A federal prisoner may challenge his sentence on the ground that the sentencing court "was without jurisdiction to impose" it. 28 U.S.C. § 2255(a). Simmons' claims fit neatly within that provision. See, e.g., United States v. Farmer, No. 16-7691, 2017 WL 1241981, at *1 (4th Cir. Apr. 4, 2017) (per curiam) (finding motion challenging enhancement of sentence under § 851 "was in substance" a § 2255 motion); Rice v. Lamanna, 451 F.Supp.2d 755, 758 (D.S.C. 2006) (stating § 2255 encompassed claim that purported violation of § 851 deprived court of jurisdiction to impose enhanced sentence). Thus, the Court finds that Simmons' motion is a § 2255 motion.

Simmons has already filed, and lost, one § 2255 motion.1 Congress has restricted prisoners' ability to assert "second or successive" § 2255 motions. See 28 U.S.C. §§ 2244(b), 2255(h). A § 2255 motion attacking a particular sentence is successive if it is filed after an earlier § 2255 motion attacking that same sentence was denied on the merits. See, e.g., Anderson v. Holland, No. 2:13-cv-1115-JFA-BHH, 2013 WL 4496073, at *5 (D.S.C. Aug. 20, 2013) ("To be considered successive, the second or subsequent petition must be a second attack on the same [sentence], and the first petition must have been finally adjudicated on the merits."). Simmons' first § 2255 motion challenged the same sentence at issue here, and the Court denied that motion explicitly for lack of merit. Thus, Simmons' current § 2255 motion is successive.

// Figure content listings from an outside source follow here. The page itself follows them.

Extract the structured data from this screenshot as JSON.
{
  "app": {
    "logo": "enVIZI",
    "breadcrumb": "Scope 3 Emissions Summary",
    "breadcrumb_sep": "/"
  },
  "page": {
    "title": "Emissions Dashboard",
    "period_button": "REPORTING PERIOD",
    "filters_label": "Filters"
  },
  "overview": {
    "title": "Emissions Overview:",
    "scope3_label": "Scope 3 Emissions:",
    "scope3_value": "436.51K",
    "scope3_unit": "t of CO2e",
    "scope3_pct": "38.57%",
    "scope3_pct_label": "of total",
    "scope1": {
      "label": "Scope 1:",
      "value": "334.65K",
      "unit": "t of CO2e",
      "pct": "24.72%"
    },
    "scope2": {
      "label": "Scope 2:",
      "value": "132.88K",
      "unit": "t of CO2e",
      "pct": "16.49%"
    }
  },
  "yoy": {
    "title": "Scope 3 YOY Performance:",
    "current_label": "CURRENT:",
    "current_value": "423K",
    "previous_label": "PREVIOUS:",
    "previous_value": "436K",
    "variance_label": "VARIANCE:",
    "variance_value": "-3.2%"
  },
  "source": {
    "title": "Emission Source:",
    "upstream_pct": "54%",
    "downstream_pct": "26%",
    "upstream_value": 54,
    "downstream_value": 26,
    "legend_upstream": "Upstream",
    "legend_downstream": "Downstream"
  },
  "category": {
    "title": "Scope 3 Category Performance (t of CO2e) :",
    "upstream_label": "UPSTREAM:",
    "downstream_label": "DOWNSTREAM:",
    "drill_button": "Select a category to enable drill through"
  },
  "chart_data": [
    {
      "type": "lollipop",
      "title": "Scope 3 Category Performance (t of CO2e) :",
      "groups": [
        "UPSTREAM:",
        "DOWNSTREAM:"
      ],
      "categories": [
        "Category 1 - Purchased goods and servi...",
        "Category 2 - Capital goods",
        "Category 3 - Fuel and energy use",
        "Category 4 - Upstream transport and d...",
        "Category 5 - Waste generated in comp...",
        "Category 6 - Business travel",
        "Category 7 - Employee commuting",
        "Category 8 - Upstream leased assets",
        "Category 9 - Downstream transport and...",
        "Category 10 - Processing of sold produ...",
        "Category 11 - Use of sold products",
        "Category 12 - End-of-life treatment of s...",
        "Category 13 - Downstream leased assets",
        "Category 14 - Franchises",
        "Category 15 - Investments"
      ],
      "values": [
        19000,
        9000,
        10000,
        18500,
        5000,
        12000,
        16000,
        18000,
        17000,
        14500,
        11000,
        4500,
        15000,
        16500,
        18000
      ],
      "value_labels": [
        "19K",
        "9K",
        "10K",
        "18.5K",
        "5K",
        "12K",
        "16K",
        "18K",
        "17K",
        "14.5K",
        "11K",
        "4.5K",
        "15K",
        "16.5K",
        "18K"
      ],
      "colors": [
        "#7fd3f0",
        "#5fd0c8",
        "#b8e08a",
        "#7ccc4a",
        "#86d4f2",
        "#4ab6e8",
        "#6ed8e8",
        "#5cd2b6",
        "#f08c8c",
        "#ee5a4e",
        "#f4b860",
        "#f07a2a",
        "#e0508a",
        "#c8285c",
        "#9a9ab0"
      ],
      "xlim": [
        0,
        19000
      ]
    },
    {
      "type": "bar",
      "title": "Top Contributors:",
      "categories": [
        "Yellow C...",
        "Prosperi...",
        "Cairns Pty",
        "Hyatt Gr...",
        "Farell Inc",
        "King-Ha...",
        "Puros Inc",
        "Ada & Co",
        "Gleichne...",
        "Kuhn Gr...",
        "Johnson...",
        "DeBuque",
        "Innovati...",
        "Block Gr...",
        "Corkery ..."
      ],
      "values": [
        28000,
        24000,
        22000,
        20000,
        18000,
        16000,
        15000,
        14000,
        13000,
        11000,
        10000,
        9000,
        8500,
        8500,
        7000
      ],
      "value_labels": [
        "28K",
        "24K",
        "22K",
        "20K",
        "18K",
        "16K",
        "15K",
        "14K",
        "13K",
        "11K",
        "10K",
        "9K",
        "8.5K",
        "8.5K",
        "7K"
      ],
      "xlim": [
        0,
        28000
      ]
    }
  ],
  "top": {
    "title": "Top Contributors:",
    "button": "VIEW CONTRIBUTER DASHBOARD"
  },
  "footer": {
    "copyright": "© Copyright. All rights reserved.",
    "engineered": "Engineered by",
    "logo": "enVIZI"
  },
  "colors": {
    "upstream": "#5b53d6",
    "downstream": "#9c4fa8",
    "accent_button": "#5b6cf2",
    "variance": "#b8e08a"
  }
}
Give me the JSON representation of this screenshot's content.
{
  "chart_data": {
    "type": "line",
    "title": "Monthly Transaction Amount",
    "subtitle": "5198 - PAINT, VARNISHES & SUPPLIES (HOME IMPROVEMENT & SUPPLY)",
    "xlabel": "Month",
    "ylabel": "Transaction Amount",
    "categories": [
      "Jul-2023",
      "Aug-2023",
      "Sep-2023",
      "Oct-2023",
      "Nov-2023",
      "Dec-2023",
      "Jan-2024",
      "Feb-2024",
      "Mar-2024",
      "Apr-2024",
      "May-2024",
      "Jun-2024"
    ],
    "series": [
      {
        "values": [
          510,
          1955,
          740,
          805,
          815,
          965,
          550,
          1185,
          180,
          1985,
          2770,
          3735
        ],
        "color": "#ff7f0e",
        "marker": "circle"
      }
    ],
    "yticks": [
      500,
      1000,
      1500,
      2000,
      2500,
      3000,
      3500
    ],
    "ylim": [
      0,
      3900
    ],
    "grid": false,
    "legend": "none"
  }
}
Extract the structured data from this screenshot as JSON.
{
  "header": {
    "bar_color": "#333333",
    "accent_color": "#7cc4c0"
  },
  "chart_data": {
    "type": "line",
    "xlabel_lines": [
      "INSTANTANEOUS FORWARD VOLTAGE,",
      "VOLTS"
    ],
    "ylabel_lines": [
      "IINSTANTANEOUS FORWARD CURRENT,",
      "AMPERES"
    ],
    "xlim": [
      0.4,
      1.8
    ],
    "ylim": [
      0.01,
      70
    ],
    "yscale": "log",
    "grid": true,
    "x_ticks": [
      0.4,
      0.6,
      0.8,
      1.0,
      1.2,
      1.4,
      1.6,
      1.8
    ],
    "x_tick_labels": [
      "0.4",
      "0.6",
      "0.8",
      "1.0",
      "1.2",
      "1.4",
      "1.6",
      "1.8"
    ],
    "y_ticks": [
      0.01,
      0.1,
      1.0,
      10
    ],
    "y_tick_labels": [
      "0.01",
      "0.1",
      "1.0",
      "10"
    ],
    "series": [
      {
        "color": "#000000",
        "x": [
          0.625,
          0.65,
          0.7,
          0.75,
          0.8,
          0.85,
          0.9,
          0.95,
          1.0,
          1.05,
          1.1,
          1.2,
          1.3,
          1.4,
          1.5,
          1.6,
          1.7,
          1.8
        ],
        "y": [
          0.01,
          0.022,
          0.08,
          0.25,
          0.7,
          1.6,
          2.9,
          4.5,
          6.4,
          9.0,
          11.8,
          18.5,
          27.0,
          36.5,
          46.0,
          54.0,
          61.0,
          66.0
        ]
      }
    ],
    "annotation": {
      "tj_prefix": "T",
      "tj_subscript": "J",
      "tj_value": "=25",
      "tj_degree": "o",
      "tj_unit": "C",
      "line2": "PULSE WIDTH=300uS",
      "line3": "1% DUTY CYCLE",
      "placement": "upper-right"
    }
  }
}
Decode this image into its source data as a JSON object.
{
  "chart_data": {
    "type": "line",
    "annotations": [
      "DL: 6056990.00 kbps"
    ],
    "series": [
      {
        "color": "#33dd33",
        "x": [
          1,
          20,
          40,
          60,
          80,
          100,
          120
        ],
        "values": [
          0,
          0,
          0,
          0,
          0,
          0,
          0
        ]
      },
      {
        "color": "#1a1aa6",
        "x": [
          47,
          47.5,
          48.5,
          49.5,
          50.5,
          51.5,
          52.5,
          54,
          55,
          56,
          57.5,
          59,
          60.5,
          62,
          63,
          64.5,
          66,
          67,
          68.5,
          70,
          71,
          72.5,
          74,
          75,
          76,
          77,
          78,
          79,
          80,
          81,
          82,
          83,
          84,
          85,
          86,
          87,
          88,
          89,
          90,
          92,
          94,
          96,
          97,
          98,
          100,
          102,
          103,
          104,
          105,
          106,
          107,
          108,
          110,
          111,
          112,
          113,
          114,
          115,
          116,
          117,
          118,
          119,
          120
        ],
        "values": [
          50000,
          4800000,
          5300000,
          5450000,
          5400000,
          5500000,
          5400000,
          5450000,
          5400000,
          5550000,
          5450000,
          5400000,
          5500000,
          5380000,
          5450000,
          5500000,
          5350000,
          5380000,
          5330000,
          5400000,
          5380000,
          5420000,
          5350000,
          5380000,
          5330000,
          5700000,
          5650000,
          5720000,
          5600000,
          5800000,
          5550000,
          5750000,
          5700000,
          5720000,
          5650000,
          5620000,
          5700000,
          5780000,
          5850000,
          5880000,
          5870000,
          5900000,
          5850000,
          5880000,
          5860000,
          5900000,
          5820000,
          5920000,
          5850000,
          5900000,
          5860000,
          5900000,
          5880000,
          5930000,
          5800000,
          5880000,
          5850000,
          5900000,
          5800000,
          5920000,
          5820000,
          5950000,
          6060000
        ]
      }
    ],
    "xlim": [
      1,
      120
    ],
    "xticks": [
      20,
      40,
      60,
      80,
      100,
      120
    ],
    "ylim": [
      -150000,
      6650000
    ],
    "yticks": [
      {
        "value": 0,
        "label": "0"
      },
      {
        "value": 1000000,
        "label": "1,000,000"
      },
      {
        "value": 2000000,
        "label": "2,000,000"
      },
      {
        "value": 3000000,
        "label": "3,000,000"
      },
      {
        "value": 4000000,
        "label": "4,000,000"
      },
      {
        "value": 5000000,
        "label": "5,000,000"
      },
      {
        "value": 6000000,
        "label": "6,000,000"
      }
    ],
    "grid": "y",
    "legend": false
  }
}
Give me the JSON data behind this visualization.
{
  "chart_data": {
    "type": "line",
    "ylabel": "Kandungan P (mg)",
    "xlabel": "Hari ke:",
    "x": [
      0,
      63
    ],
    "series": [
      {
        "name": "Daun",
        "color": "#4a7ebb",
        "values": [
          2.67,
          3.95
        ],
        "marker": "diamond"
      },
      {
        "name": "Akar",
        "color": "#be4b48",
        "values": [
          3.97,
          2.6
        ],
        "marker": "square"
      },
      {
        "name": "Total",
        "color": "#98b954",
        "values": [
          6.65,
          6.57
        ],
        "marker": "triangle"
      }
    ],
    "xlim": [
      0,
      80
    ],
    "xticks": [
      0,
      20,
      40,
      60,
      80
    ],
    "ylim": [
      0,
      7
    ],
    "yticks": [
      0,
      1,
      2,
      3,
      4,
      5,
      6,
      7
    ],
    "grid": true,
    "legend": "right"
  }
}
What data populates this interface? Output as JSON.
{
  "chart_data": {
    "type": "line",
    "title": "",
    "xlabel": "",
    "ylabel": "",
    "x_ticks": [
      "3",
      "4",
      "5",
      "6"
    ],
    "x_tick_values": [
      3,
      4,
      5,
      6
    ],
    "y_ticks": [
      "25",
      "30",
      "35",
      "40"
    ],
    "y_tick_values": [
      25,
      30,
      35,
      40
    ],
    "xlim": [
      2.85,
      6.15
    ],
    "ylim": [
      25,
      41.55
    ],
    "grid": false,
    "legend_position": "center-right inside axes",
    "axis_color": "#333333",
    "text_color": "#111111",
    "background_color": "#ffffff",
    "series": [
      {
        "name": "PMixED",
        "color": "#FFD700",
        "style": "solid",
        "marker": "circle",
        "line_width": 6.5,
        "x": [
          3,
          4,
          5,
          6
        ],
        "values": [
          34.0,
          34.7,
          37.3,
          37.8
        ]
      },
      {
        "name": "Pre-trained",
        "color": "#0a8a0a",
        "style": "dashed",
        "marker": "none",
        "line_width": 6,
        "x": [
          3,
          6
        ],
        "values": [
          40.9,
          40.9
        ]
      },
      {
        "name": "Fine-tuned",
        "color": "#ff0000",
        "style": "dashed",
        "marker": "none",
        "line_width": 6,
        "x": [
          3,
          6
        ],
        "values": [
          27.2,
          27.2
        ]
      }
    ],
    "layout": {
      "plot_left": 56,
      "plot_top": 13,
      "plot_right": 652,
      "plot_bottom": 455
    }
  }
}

A prisoner cannot file a successive § 2255 motion unless a panel of the appropriate court of appeals first certifies that the motion contains a claim relying on:

(1) newly discovered evidence that, if proven and viewed in light of the evidence as a whole, would be sufficient to establish by clear and convincing evidence that no reasonable factfinder would have found the movant guilty of the offense; or (2) a new rule of constitutional law, made retroactive to cases on collateral review by the Supreme Court, that was previously unavailable. 28 U.S.C. § 2255(h). Nothing in the record indicates that the Fourth Circuit has issued such a certification here. Without that certification, this Court lacks jurisdiction to review the motion. See Winestock, 340 F.3d at 205.

When this Court receives an unauthorized successive § 2255 motion, it "must either dismiss the motion for lack of jurisdiction or transfer it to" the Fourth Circuit so that court can "perform [its] gatekeeping function under § 2244(b)(3)." Winestock, 340 F.3d at 207. Here, it is better to dismiss so that Simmons, if he desires, may petition the Fourth Circuit for filing authorization.

For the foregoing reasons, it is ORDERED that Simmons' motion is hereby DISMISSED without prejudice. The Court declines to issue a certificate of appealability.2

AND IT IS SO ORDERED.

FootNotes


1. Last year, Simmons filed a § 2255 motion challenging his designation as a career offender under the United States Sentencing Guidelines. This Court denied the motion on the merits and declined to issue a certificate of appealability. (See ECF No. 99.) Simmons attempted to appeal, but the Fourth Circuit likewise declined to issue a certificate and then dismissed the appeal. United States v. Simmons, 670 F. App'x 817, 818 (4th Cir. 2016) (per curiam).
2. A certificate of appealability will not issue absent "a substantial showing of the denial of a constitutional right." 28 U.S.C. § 2253(c)(2). A prisoner satisfies this standard by demonstrating that reasonable jurists would find both that the merits of his constitutional claims are debatable and that any dispositive procedural rulings by the district court are also debatable or wrong. See Miller-El v. Cockrell, 537 U.S. 322, 336 (2003); Slack v. McDaniel, 529 U.S. 473, 484, (2000); Rose v. Lee, 252 F.3d 676, 683 (4th Cir. 2001). Scott has not satisfied that standard. Accordingly, the Court declines to issue a certificate of appealability. See R. 11(a), § 2255 Rules.